Once upon a time, a Nobel-prize winning physician named Dr. Charles Richet easily created food anaphylaxis in animals through injections. (In fact he created the term “anaphylaxis.”) It was perfectly delightful, shoot them full of a food ingredient one day, wait a few weeks, feed them that same item, and then watch them die. It was easy. And the body is smart: keep disease, bacteria, and food protein out of the blood.

In Japan in the early 1990s, they created Jello allergy through the infant DTaP vaccine. However, they worked quickly and efficiently to fix this, and Jello allergy has gone away.

Peanut oil is a well-documented ingredient in the pharmaceutical industry. Cheap and plentiful, it slows down the release of medicines in our bodies. But with pharmaceutical companies hiding behind proprietary rights and ambiguous labeling, how can anyone be sure how much peanut protein is floating around in children's medications?

In spring 2013, the Canadian Parliament passed Anaphylaxis Motion 230. With seven per cent of the population being anaphylatic, something had to be done. Promising more money for research and improved quality of life, anaphylatic families are encouraged to present their needs to their MPs.
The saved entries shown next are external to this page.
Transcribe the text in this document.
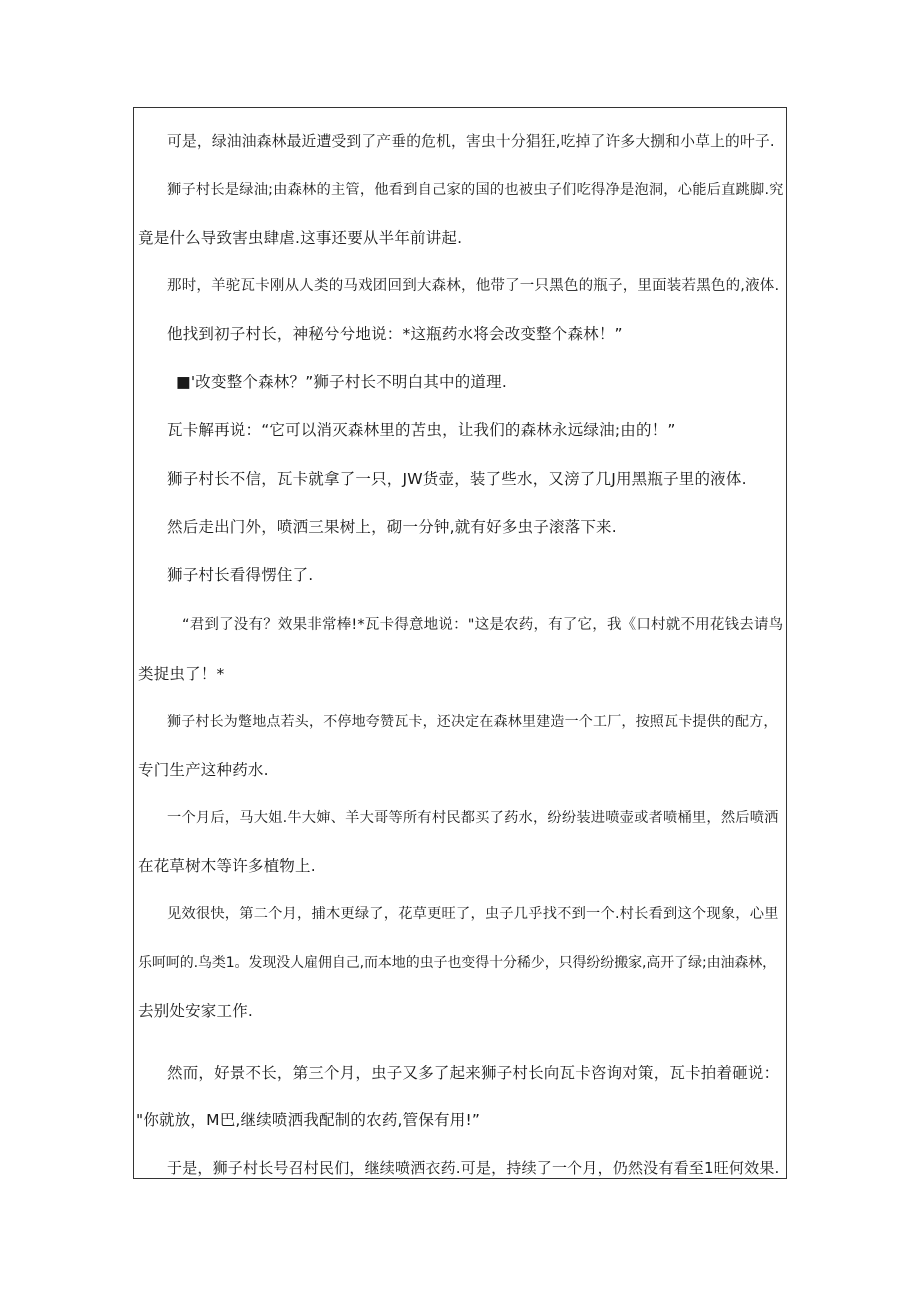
可是，绿油油森林最近遭受到了产垂的危机，害虫十分猖狂,吃掉了许多大捌和小草上的叶子.
狮子村长是绿油;由森林的主管，他看到自己家的国的也被虫子们吃得净是泡洞，心能后直跳脚.究
竟是什么导致害虫肆虐.这事还要从半年前讲起.
那时，羊驼瓦卡刚从人类的马戏团回到大森林，他带了一只黑色的瓶子，里面装若黑色的,液体.
他找到初子村长，神秘兮兮地说：*这瓶药水将会改变整个森林！”
■'改变整个森林？”狮子村长不明白其中的道理.
瓦卡解再说：“它可以消灭森林里的苫虫，让我们的森林永远绿油;由的！”
狮子村长不信，瓦卡就拿了一只，JW货壶，装了些水，又滂了几J用黑瓶子里的液体.
然后走出门外，喷洒三果树上，砌一分钟,就有好多虫子滚落下来.
狮子村长看得愣住了.
“君到了没有？效果非常棒!*瓦卡得意地说："这是农药，有了它，我《口村就不用花钱去请鸟
类捉虫了！*
狮子村长为蹩地点若头，不停地夸赞瓦卡，还决定在森林里建造一个工厂，按照瓦卡提供的配方，
专门生产这种药水.
一个月后，马大姐.牛大婶、羊大哥等所有村民都买了药水，纷纷装进喷壶或者喷桶里，然后喷洒
在花草树木等许多植物上.
见效很快，第二个月，捕木更绿了，花草更旺了，虫子几乎找不到一个.村长看到这个现象，心里
乐呵呵的.鸟类1。发现没人雇佣自己,而本地的虫子也变得十分稀少，只得纷纷搬家,高开了绿;由油森林，
去别处安家工作.
然而，好景不长，第三个月，虫子又多了起来狮子村长向瓦卡咨询对策，瓦卡拍着砸说：
"你就放，M巴,继续喷洒我配制的农药,管保有用!”
于是，狮子村长号召村民们，继续喷洒衣药.可是，持续了一个月，仍然没有看至1旺何效果.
The pro-vaccine, industry website Fierce Vaccines documents that vaccines now have the largest profit margin in the biotech industry. And yet, as discussed in the Globe and Mail, vaccine companies are free from any threat of lawsuit. Individual injury in the name of the greater good leaves a person with no compensation or legal recourse in Canada.

Food allergy can happen to anyone. Studies on whether or not to eat peanuts while pregnant, when to introduce peanuts in the diet, and genetics have gone round and round twice in these eight years of living with peanut allergy. Yet, we know people have eaten peanuts for hundreds of years with no problems.

Currently peanut allergy reigns supreme in childhood circles because children get the most shots (including day-of-birth Vitamin K injections). But with more and more vaccines being prescribed for adults too (like shingles and flu), a nasty food allergy could be in anyone's future.

And, as Heather Fraser predicted in her book The Peanut Allergy Epidemic, where Western-style pharmaceuticals go, peanut allergy follows. Missionary friends in West Africa recently commented how they are suddenly seeing peanut allergy there.

We need safer injectable medicines and vaccines, and pharmaceutical companies do have the money to produce them. Canadian government, we need stronger health policies that ensure pharmaceuticals are free from favourite foods. We need to remove peanut oil from our children's medicines and vaccines.